Filipinos are often lauded for their courage and resilience amid hardship and turmoil. As I read Every Ounce of Courage, I reflected upon how my grandparents’ generation endured the trauma of war. The Besa family had considerable resources that provided a semblance of protection from the atrocities of war. But even their wealth could not prevent one of their own from being captured and tortured in Japanese war camps. While rumors of espionage abound,  Lulu was determined to do what she can to alleviate the suffering of others in the midst of chaos, violence, and death.    

There is more to the book than stories of agony and struggle. Best-known for her sumptuous Filipino recipes, Besa-Quirino adeptly infuses her passion for gastronomy as she tells stories from her family’s experiences before, during, and after World War 2.  While the matriarch, Lulu is the main focus of the book, readers also get to know the entangled lives of the Besa-Quirino clan. The memoir underscores the values of kapwa: interdependence and connectedness. The book reveals as much about the author as it does about her mother, Tito Bobby, Tito Willie, Tita Helen, Lola Nena, and others. For the fortunate and persistent, there is life after war. However, like other Filipino families who survived the war, pain and heartache are felt generations hence. It's a good thing there is always food that brings comfort and healing.

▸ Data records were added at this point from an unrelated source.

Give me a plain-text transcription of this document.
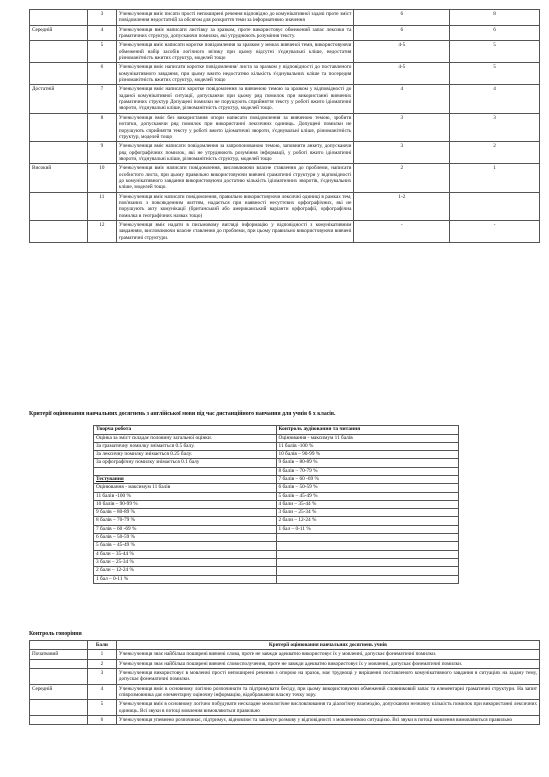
	3	Учень\учениця вміє писати прості непоширені речення відповідно до комунікативної задачі проте зміст повідомлення недостатній за обсягом для розкриття теми за інформативно значення	6	8
Середній	4	Учень\учениця вміє написати листівку за зразком, проте використовує обмежений запас лексики та граматичних структур, допускаючи помилки, які утруднюють розуміння тексту.	6	6
	5	Учень\учениця вміє написати коротке повідомлення за зразком у межах вивченої теми, використовуючи обмежений набір засобів логічного зв'язку при цьому відсутні з'єднувальні кліше, недостатня різноманітність вжитих структур, моделей тощо	4-5	5
	6	Учень\учениця вміє написати коротке повідомлення/ листа за зразком у відповідності до поставленого комунікативного завдання, при цьому вжито недостатню кількість з'єднувальних кліше та посередня різноманітність вжитих структур, моделей тощо	4-5	5
Достатній	7	Учень\учениця вміє написати коротке повідомлення за вивченою темою за зразком у відповідності до заданої комунікативної ситуації, допускаючи при цьому ряд помилок при використанні вивчених граматичних структур Допущені помилки не порушують сприйняття тексту у роботі вжито ідіоматичні звороти, з'єднувальні кліше, різноманітність структур, моделей тощо.	4	4
	8	Учень\учениця вміє без використання опори написати повідомлення за вивченою темою, зробити нотатки, допускаючи ряд помилок при використанні лексичних одиниць. Допущені помилки не порушують сприйняття тексту у роботі вжито ідіоматичні звороти, з'єднувальні кліше, різноманітність структур, моделей тощо	3	3
	9	Учень\учениця вміє написати повідомлення за запропонованою темою, заповнити анкету, допускаючи ряд орфографічних помилок, які не утруднюють розуміння інформації, у роботі вжито ідіоматичні звороти, з'єднувальні кліше, різноманітність структур, моделей тощо	3	2
Високий	10	Учень\учениця вміє написати повідомлення, висловлюючи власне ставлення до проблеми, написати особистого листа, при цьому правильно використовуючи вивчені граматичні структури у відповідності до комунікативного завдання використовуючи достатню кількість ідіоматичних зворотів, з'єднувальних кліше, моделей тощо.	2	1
	11	Учень\учениця вміє написати повідомлення, правильно використовуючи лексичні одиниці в рамках тем, пов'язаних з повсякденним життям, надається при наявності несуттєвих орфографічних, які не порушують акту комунікації (британський або американський варіанти орфографії, орфографічна помилка в географічних назвах тощо)	1-2	
	12	Учень\учениця вміє надати в письмовому вигляді інформацію у відповідності з комунікативним завданням, висловлюючи власне ставлення до проблеми, при цьому правильно використовуючи вивчені граматичні структури.	-	-
Критерії оцінювання навчальних досягнень з англійської мови під час дистанційного навчання для учнів 6 х класів.
Творча робота	Контроль аудіювання та читання
Оцінка за зміст складає половину загальної оцінки.	Оцінювання - максимум 11 балів
За граматичну помилку знімається 0.5 балу.	11 балів -100 %
За лексичну помилку знімається 0.25 балу.	10 балів – 90-99 %
За орфографічну помилку знімається 0.1 балу	9 балів – 80-89 %
	8 балів – 70-79 %
Тестування	7 балів – 60 -69 %
Оцінювання - максимум 11 балів	6 балів – 50-59 %
11 балів -100 %	5 балів – 45-49 %
10 балів – 90-99 %	4 бали – 35-44 %
9 балів – 80-89 %	3 бали – 25-34 %
8 балів – 70-79 %	2 бали – 12-24 %
7 балів – 60 -69 %	1 бал – 0-11 %
6 балів – 50-59 %	
5 балів – 45-49 %	
4 бали – 35-44 %	
3 бали – 25-34 %	
2 бали – 12-24 %	
1 бал – 0-11 %	
Контроль говоріння
	Бали	Критерії оцінювання навчальних досягнень учнів
Початковий	1	Учень\учениця знає найбільш поширені вивчені слова, проте не завжди адекватно використовує їх у мовленні, допускає фонематичні помилки.
	2	Учень\учениця знає найбільш поширені вивчені словосполучення, проте не завжди адекватно використовує їх у мовленні, допускає фонематичні помилки.
	3	Учень\учениця використовує в мовленні прості непоширені речення з опорою на зразок, має труднощі у вирішенні поставленого комунікативного завдання в ситуаціях на задану тему, допускає фонематичні помилки.
Середній	4	Учень\учениця вміє в основному логічно розпочинати та підтримувати бесіду, при цьому використовуючи обмежений словниковий запас та елементарні граматичні структури. На запит співрозмовника дає елементарну оціночну інформацію, відображаючи власну точку зору.
	5	Учень\учениця вміє в основному логічно побудувати нескладне монологічне висловлювання та діалогічну взаємодію, допускаючи незначну кількість помилок при використанні лексичних одиниць. Всі звуки в потоці мовлення вимовляються правильно
	6	Учень\учениця упевнено розпочинає, підтримує, відновлює та закінчує розмову у відповідності з мовленнєвою ситуацією. Всі звуки в потоці мовлення вимовляються правильно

Maileen Hamto was born in Tondo, and raised in Sampaloc, Manila. As a part of the vast global Filipino diaspora, she has called Texas, Oregon, and Colorado her home for the last 32 years. Her late maternal grandparents, Victor and Placida Dumelod, were elementary school children when World War 2 broke out. While they were still alive, neither spoke much about how they suffered during the Japanese occupation, but the rupture and trauma were evident. Maileen recalls being reminded by her Lola – lovingly called “Mommy” – to hasten with finishing her meal, lest the Japanese soldiers came.